According to exit polls, more than 80% of white, evangelical and born-again Christians voted for Donald Trump in the US Presidential election.

As a humanist, I am puzzled and depressed by this information.

I thought that there was much common ground between humanism and Christianity, but I may have been mistaken. I assumed that Christians, like humanists, sought to teach the young that lying is wrong.

Didn't Jesus say, "Ye shall know the truth and the truth shall make you free" (John 8:32)?

Yet a compulsive liar has just been rewarded with the top job in America.

According to the truth-checker group Politifact, Trump's statements during the campaign were false 76% of the time.

Like humanists, Christians, surely, are kind, compassionate and welcome strangers and minorities?

Didn't Jesus say that you should "love your neighbour as yourself" (Luke 10:27)?

And didn't Paul say, "In that renewal there is no longer Greek and Jew, circumcised and uncircumcised, barbarian, Scythian, slave and free; but Christ is all and in all" (Colossians 3:11)?

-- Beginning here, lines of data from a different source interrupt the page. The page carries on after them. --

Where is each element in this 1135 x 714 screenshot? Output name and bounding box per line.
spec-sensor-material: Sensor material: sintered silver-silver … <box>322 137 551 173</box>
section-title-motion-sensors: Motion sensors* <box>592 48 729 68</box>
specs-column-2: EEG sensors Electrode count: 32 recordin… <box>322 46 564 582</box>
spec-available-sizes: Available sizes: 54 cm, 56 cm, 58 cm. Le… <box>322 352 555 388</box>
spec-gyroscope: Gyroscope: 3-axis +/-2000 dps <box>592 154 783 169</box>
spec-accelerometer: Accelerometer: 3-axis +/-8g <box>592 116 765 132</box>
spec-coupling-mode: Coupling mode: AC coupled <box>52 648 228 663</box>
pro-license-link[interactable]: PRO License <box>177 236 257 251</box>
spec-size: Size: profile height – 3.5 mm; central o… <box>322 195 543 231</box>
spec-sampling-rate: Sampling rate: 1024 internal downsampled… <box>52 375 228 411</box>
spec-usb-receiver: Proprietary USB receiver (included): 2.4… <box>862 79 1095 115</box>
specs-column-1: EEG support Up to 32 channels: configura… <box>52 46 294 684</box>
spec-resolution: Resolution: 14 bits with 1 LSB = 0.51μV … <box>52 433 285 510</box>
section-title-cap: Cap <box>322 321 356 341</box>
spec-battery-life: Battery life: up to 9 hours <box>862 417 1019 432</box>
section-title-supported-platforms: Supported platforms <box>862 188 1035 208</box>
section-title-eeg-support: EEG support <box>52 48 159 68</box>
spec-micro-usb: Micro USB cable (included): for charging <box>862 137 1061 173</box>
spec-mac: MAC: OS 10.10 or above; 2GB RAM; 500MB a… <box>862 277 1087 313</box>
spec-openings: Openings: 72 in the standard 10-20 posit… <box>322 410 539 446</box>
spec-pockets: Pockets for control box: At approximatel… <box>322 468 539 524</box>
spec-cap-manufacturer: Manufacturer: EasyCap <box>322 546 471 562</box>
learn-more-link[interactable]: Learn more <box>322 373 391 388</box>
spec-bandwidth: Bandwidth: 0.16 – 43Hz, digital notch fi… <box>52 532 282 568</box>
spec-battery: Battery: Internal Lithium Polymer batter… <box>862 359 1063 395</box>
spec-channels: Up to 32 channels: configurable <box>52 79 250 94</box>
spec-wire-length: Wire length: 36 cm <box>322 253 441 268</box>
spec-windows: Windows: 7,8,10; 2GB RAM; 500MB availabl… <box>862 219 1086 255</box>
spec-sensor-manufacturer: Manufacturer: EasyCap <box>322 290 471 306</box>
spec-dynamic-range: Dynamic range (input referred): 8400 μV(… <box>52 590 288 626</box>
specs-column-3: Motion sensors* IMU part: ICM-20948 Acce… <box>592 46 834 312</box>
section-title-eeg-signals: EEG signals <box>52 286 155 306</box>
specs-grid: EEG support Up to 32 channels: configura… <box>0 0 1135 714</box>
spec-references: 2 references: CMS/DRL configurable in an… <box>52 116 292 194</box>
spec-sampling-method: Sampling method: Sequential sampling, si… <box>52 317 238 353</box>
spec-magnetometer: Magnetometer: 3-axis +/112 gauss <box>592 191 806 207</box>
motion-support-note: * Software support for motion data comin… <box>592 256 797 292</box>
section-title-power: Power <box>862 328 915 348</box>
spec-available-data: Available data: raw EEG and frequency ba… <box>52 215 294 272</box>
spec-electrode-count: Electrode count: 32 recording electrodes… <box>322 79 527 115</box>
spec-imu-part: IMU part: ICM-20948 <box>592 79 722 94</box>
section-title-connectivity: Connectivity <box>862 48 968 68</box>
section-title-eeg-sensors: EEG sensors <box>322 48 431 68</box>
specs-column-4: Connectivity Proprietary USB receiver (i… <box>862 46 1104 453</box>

Yet Trump has said, or implied, that women should be punished for having abortions, the death penalty should be extended nationwide, Muslims should be banned from entering the United States, Mexican immigrants are mostly rapists and murderers, and a wall should be built between the US and Mexico.

Who knows what the real Trump is like.

In John 7:24, we are told that we should "judge not according to the appearance, but judge righteous judgment".

If this means that we should judge in relation to the image of Jesus, then Trump is a long way behind.

If it means that we should look behind outward appearances, then we may have to wait and see what his presidency will be like.

So far, though, Donald Trump does not appear to be at all Christian - or humanist.

Why, then, did so many Christians vote for him?